On the accidental complexity of supply chain systems

December 21, 2020

technology

Joannes Vermorel

Modern computing hardware is extremely capable. A modest smartphone delivers billions of FLOPS (floating point operations per second) while storing hundreds of gigabytes of data. A single smartphone could technically run a predictive inventory allocation for a very large retail network. The historical data would require a suitable representation¹ and on the data crunching side, leaner techniques like differentiable programming would have to be used. Thus, high performance supply chain systems should be a given. Surely, companies can afford something a notch better than a smartphone to run and optimize their supply chains. Yet, a casual observation of our clients’ supply chain systems at Lokad indicates the exact opposite: these systems are almost always slow, and frequently torturously so.

On the accidental complexity of supply chain systems

Present-day supply chain software leaders (ERP, WMS, MRP, etc) have a hard time even sustaining 1 request per second on their API backend. At Lokad, we are painfully reminded of such horrid performances on a daily basis, as we are on the front line of the data retrieval process. For a dozen of clients or so, the initial data retrieval took almost a month². The sluggishness of the various APIs accounts for 99.9% of the problem. Systems capable of sustaining 1MB/second for their data extraction are few and far between. Systems that don’t force us to needlessly re-extract the same data over and over - to reach the most fresh parts - are even rarer. Those systems typically have 100+ more computing resources at their disposal compared to what they had 2 decades ago, and yet, they are not fundamentally faster³ nor doing things radically better either.

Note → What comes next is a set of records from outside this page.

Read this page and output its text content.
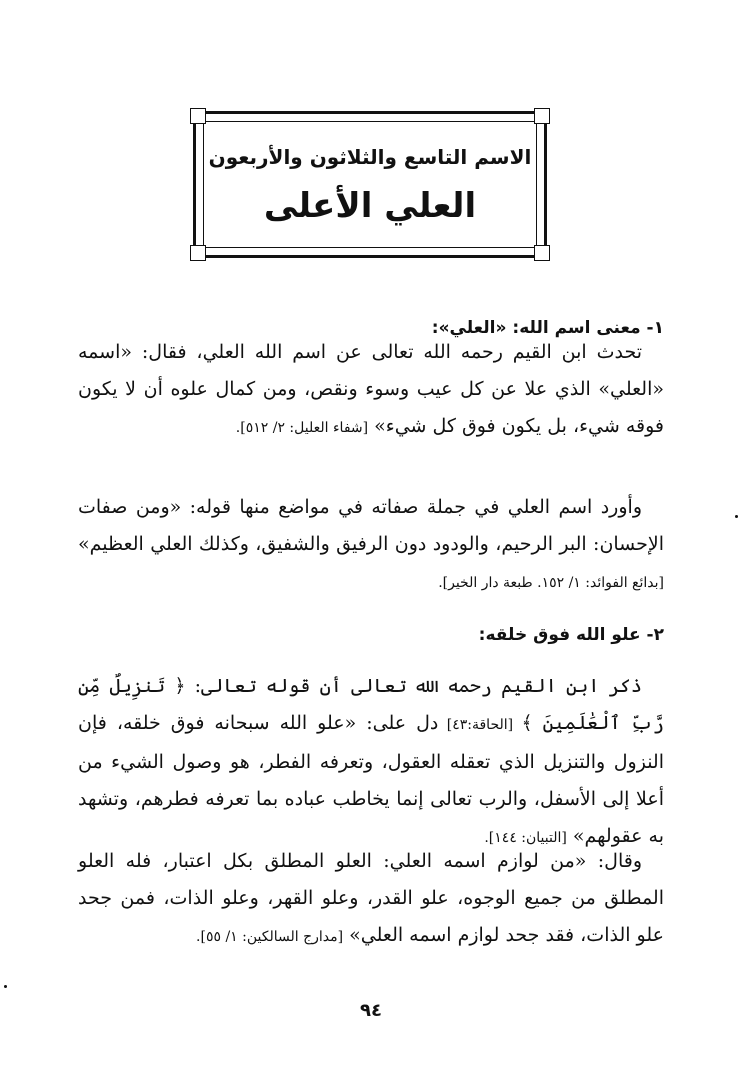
الاسم التاسع والثلاثون والأربعون
العلي الأعلى
١- معنى اسم الله: «العلي»:

تحدث ابن القيم رحمه الله تعالى عن اسم الله العلي، فقال: «اسمه «العلي» الذي علا عن كل عيب وسوء ونقص، ومن كمال علوه أن لا يكون فوقه شيء، بل يكون فوق كل شيء» [شفاء العليل: ٢/ ٥١٢].

وأورد اسم العلي في جملة صفاته في مواضع منها قوله: «ومن صفات الإحسان: البر الرحيم، والودود دون الرفيق والشفيق، وكذلك العلي العظيم» [بدائع الفوائد: ١/ ١٥٢. طبعة دار الخير].

٢- علو الله فوق خلقه:

ذكر ابن القيم رحمه الله تعالى أن قوله تعالى: ﴿ تَنزِيلٌ مِّن رَّبِّ ٱلْعَٰلَمِينَ ﴾ [الحاقة:٤٣] دل على: «علو الله سبحانه فوق خلقه، فإن النزول والتنزيل الذي تعقله العقول، وتعرفه الفطر، هو وصول الشيء من أعلا إلى الأسفل، والرب تعالى إنما يخاطب عباده بما تعرفه فطرهم، وتشهد به عقولهم» [التبيان: ١٤٤].

وقال: «من لوازم اسمه العلي: العلو المطلق بكل اعتبار، فله العلو المطلق من جميع الوجوه، علو القدر، وعلو القهر، وعلو الذات، فمن جحد علو الذات، فقد جحد لوازم اسمه العلي» [مدارج السالكين: ١/ ٥٥].

٩٤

Some of the most progressive vendors leveraging in-memory computing require several terabytes of RAM to deal with retail networks, which is an appallingly large⁴ amount of RAM considering what is being done with those resources.

This “accidental complexity” of many (most?) supply chain systems can be traced back to two root causes: first, incorrect expectations about the progress of computing hardware itself, second, a lack of care for the solution’s internal design.

On the progress of computing hardware, until one decade ago, there wasn’t a single (large) company where the first Moore’s law hadn’t been pitched dozens of times (usually incorrectly). There was a sense that computers were getting ridiculously faster all the time. Unfortunately, this mostly stopped to be trivially true since the early 2000s. This incorrect perspective of indefinite progress led many software companies, well beyond the supply chain world, to make massive mistakes. Many of the woes associated with Windows Vista (released in 2006) could be traced back to the original expectations - back in 2001 when Windows XP was released - of the Microsoft engineers that CPUs would be clocked at 6Ghz by 2006. We are nearing the end of 2020, and high-end gaming CPUs are barely scratching 5Ghz. Computing hardware never stopped progressing; however, it merely stopped progressing in a trivial manner, at least as far as the software companies were concerned.

Back in the 1980s and 1990s, as soon as a piece of software was working, even if it was somewhat slow at the date of the release, it was a given that next year its speed would be decent, and the year after it, its speed would be excellent. Aggressive software companies like Microsoft played this card very well: their engineers were given (still are) the best computing hardware that money can buy, and they were systematically pushing the software performance to the limit of what remained acceptable, knowing that the hardware would essentially solve the performance problem give or take a year or two. After the Vista debacle, the engineering teams at Microsoft realised the extent of the problem and changed their ways - Windows 7 being a major improvement. Yet, it took a decade for Windows to truly recover on the performance front. Nowadays, the outlook is nearly the exact opposite: the best Microsoft teams are not banking on future hardware any more, and nearly exclusively focus instead on delivering immediate superior performance via superior software⁵.

However, the enterprise software world turned out to be much slower at noticing the problem, and kept building software during the 2010s as if future computing hardware were on the verge of solving all their problems, as it had happened many times in the past. Unfortunately for most enterprise software vendors, while computing hardware is still progressing, a decade ago, it stopped progressing in a trivial manner⁶ where the vendor can merely wait for the performance to happen. Software tends to accumulate cruft over time (more features, more options, more screens, etc). Thus, the natural tendency of complex software is to slow down over time, not to improve - unless there is an intense dedicated effort on this front.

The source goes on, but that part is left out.